For this trip, just leave me offshore enjoying the pleasure of the waves
slapping the hull and throwing dinner on the deck, at times. Leave me to
my playful friends all trying to see who can jump over the bow spirit
without whacking a tail or who can do the most barrel rolls from stern to
bow in one sweep. Leave me out there in the pitch black after the moon
sets far enough offshore the light floods from the condos don't blank out
my fascination with Carl Sagan's "Billions and Billions" rolling in an odd
oval overhead as I lay in an open cockpit, anxiously waiting for that
inevitable flying fish to come upset my lazy reclination and scare the
bejesus out of me with his stinking flailing as he failed to clear the
other top of the cockpit gunwale, gasping for life. Bungee jumpers go
nothing on my adrenalin rush caused by being struck square in the temple by
a flying fish coming out of the blackness at 30 mph.

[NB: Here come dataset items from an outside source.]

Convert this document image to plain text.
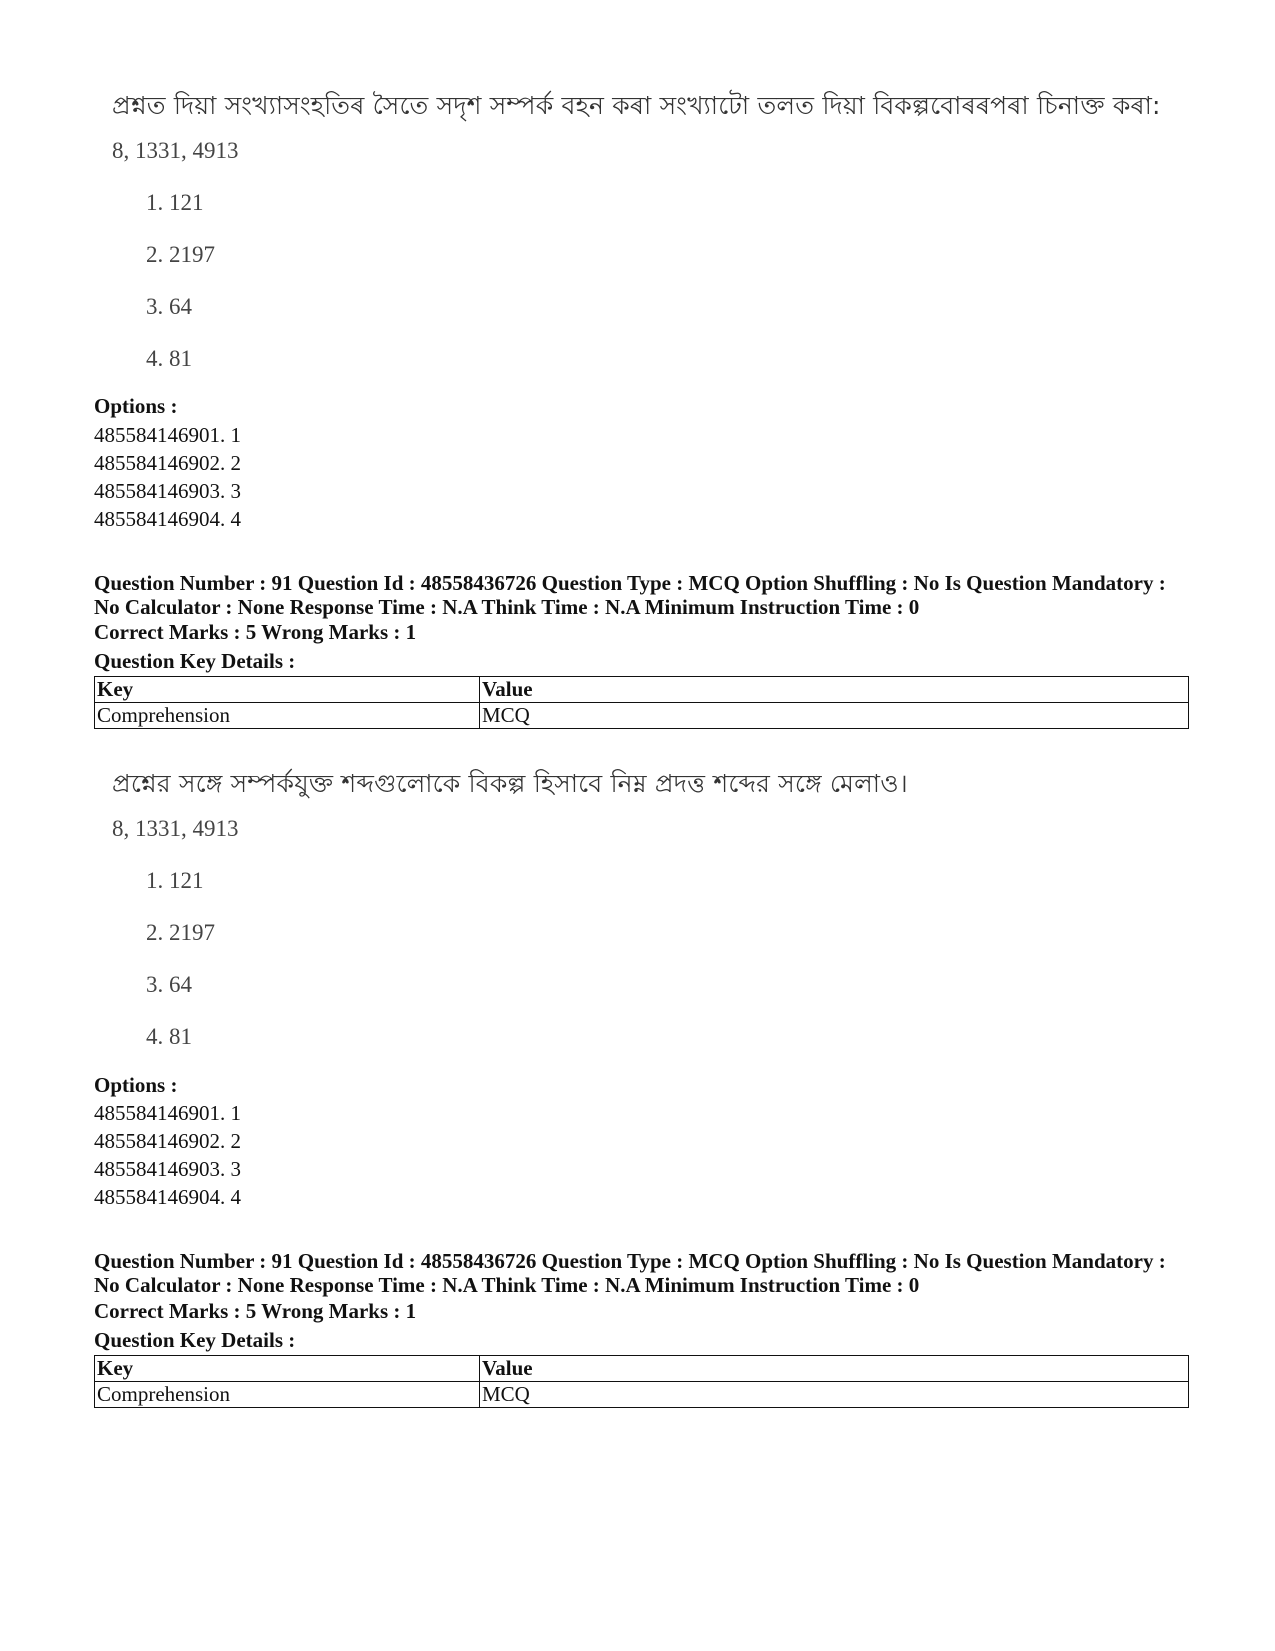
প্ৰশ্নত দিয়া সংখ্যাসংহতিৰ সৈতে সদৃশ সম্পৰ্ক বহন কৰা সংখ্যাটো তলত দিয়া বিকল্পবোৰৰপৰা চিনাক্ত কৰা:
8, 1331, 4913
1. 121
2. 2197
3. 64
4. 81
Options :
485584146901. 1
485584146902. 2
485584146903. 3
485584146904. 4
Question Number : 91 Question Id : 48558436726 Question Type : MCQ Option Shuffling : No Is Question Mandatory :
No Calculator : None Response Time : N.A Think Time : N.A Minimum Instruction Time : 0
Correct Marks : 5 Wrong Marks : 1
Question Key Details :
Key	Value
Comprehension	MCQ
প্রশ্নের সঙ্গে সম্পর্কযুক্ত শব্দগুলোকে বিকল্প হিসাবে নিম্ন প্রদত্ত শব্দের সঙ্গে মেলাও।
8, 1331, 4913
1. 121
2. 2197
3. 64
4. 81
Options :
485584146901. 1
485584146902. 2
485584146903. 3
485584146904. 4
Question Number : 91 Question Id : 48558436726 Question Type : MCQ Option Shuffling : No Is Question Mandatory :
No Calculator : None Response Time : N.A Think Time : N.A Minimum Instruction Time : 0
Correct Marks : 5 Wrong Marks : 1
Question Key Details :
Key	Value
Comprehension	MCQ
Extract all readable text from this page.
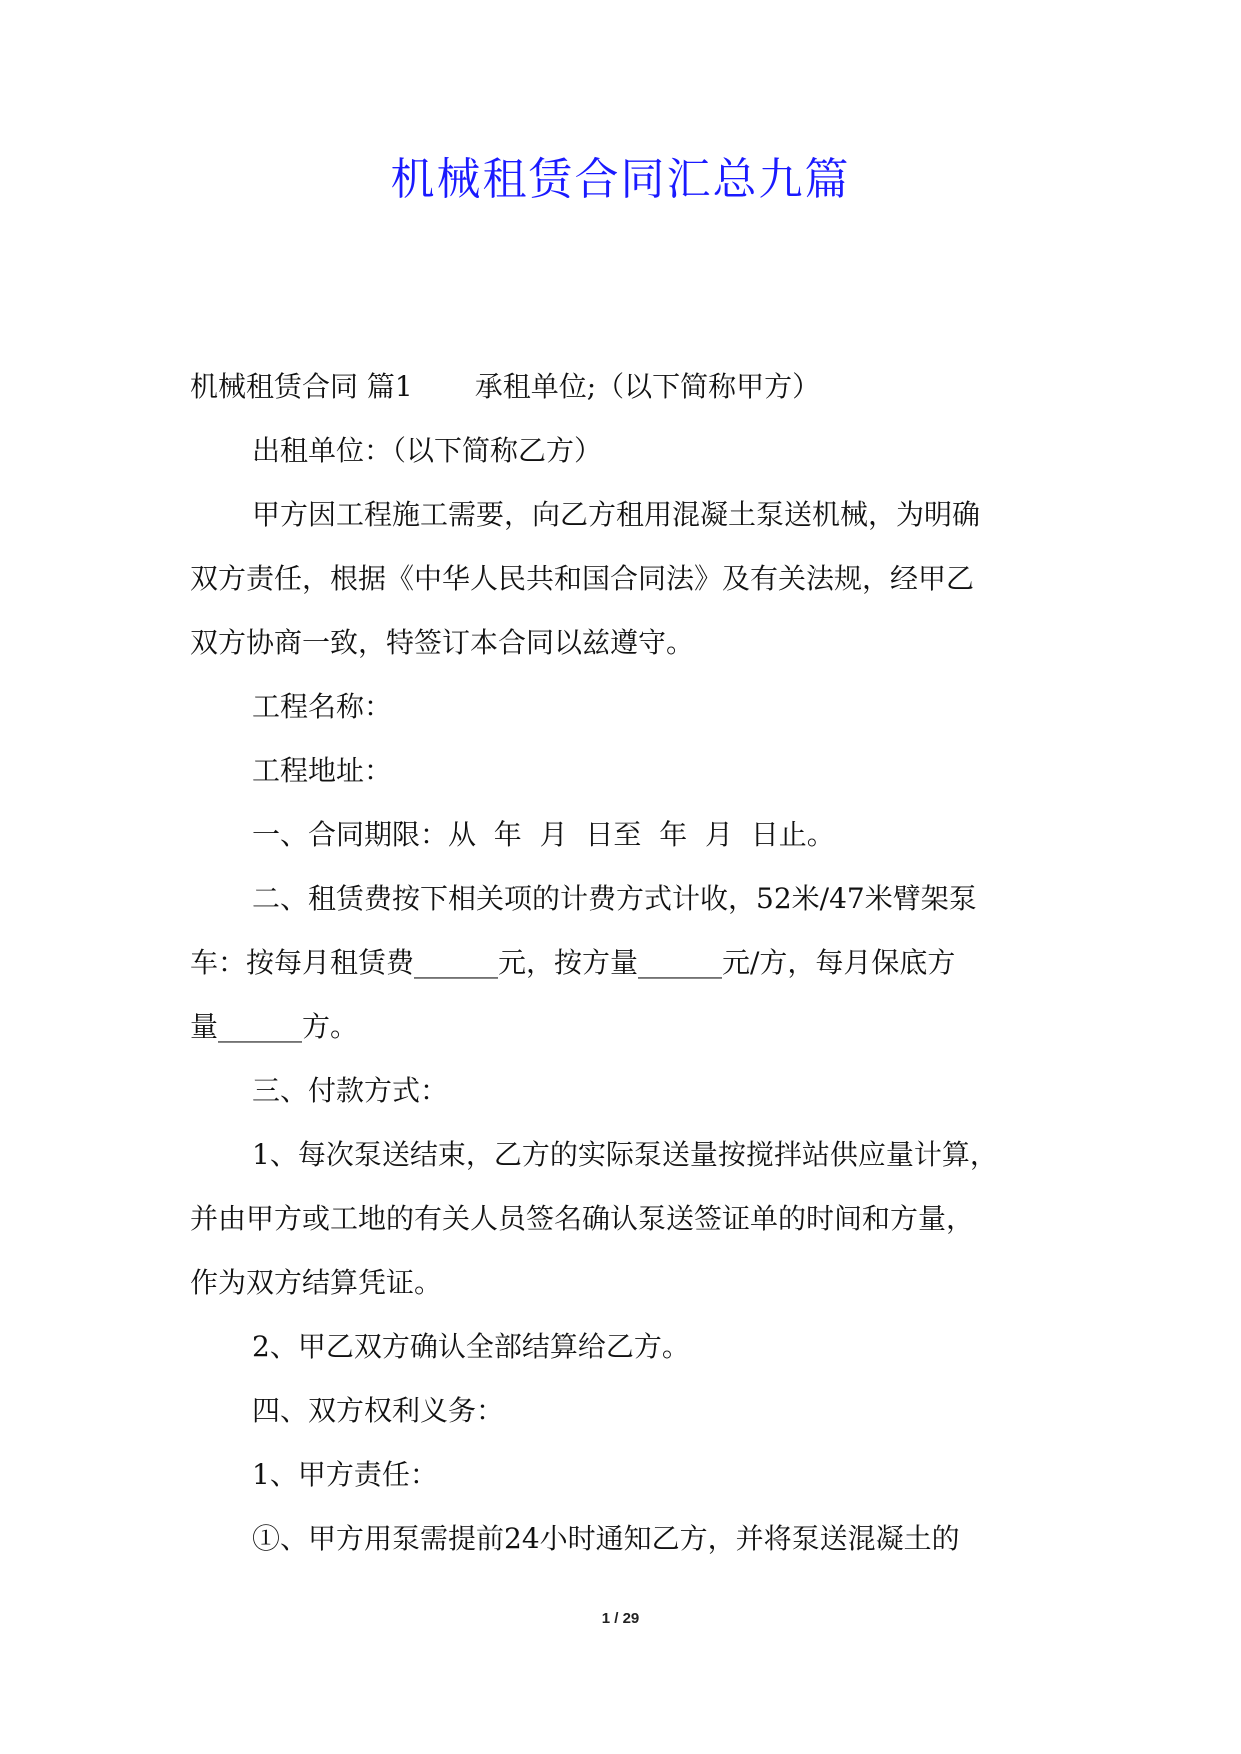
机械租赁合同汇总九篇
机械租赁合同 篇1 承租单位;（以下简称甲方）
出租单位：（以下简称乙方）
甲方因工程施工需要，向乙方租用混凝土泵送机械，为明确
双方责任，根据《中华人民共和国合同法》及有关法规，经甲乙
双方协商一致，特签订本合同以兹遵守。
工程名称：
工程地址：
一、合同期限：从  年  月  日至  年  月  日止。
二、租赁费按下相关项的计费方式计收，52米/47米臂架泵
车：按每月租赁费______元，按方量______元/方，每月保底方
量______方。
三、付款方式：
1、每次泵送结束，乙方的实际泵送量按搅拌站供应量计算，
并由甲方或工地的有关人员签名确认泵送签证单的时间和方量，
作为双方结算凭证。
2、甲乙双方确认全部结算给乙方。
四、双方权利义务：
1、甲方责任：
①、甲方用泵需提前24小时通知乙方，并将泵送混凝土的
1 / 29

You KNOW when you're
going to jump. The fish make the anticipation agonizing....especially if
your whole watch it never happens.

Then there was that awful whooshing sound of "something" surfacing 30 yards
to starboard you just couldn't see before it filled its blowhole and
returned to the depths under the keel. That awful feeling of complete
helplessness that doesn't go away, even when your watch is over.

AS for the trip upriver to anchor out in some deserted estuary mouth so far
away from the marked channel you see no blinking lights to spoil your
latest book chapter after a fine meal.....that's a different topic
altogether. To test which mode, you ask the question....Can I see any kind
of navigational marker from here indicating someone ELSE has been here in
the last, say, 20 years? No? Ah, this IS a great anchorage! Can you see
any evidence of human habitation spoiling your field of view? The Ditch is
lined with the decadence of our society. Where I was talking about, the
only evidence you may see is 200 years old, perhaps part of a wooden dam
used to flood a rice field by our ancestors or the hulk of an old boat or
building, partially eaten away by time and tide to complete the perfect
landscape you never need paint to remember it by. Unlike the TRAVEL trip,
this trip is really to nowhere special and we can simply throw overboard
any fool that spoils it for the rest of us by saying he/she has to be back
at the dock at some specific time to continue their quest for money or
fame.

God how I hate it when becalmed offshore and someone says we're never going
to "get there" in a timely fashion. If he needed to "get there", I wish
he'd said something before stepping aboard so we could arrange for his
plane ticket so he didn't spoil MY enjoyment of being totally becalmed
between moments of sheer terror as we surfed down that 12' roller wondering
if the storm jib was "too much sail" for these wind conditions and
wondering, aloud at times, how the hell we were going to haul it down
without ending up being dragged overboard......I need my rest!


Also a lot of the people in the ICW have power boats, and some of them
have sailboats that wouldn't be suitable for offshore.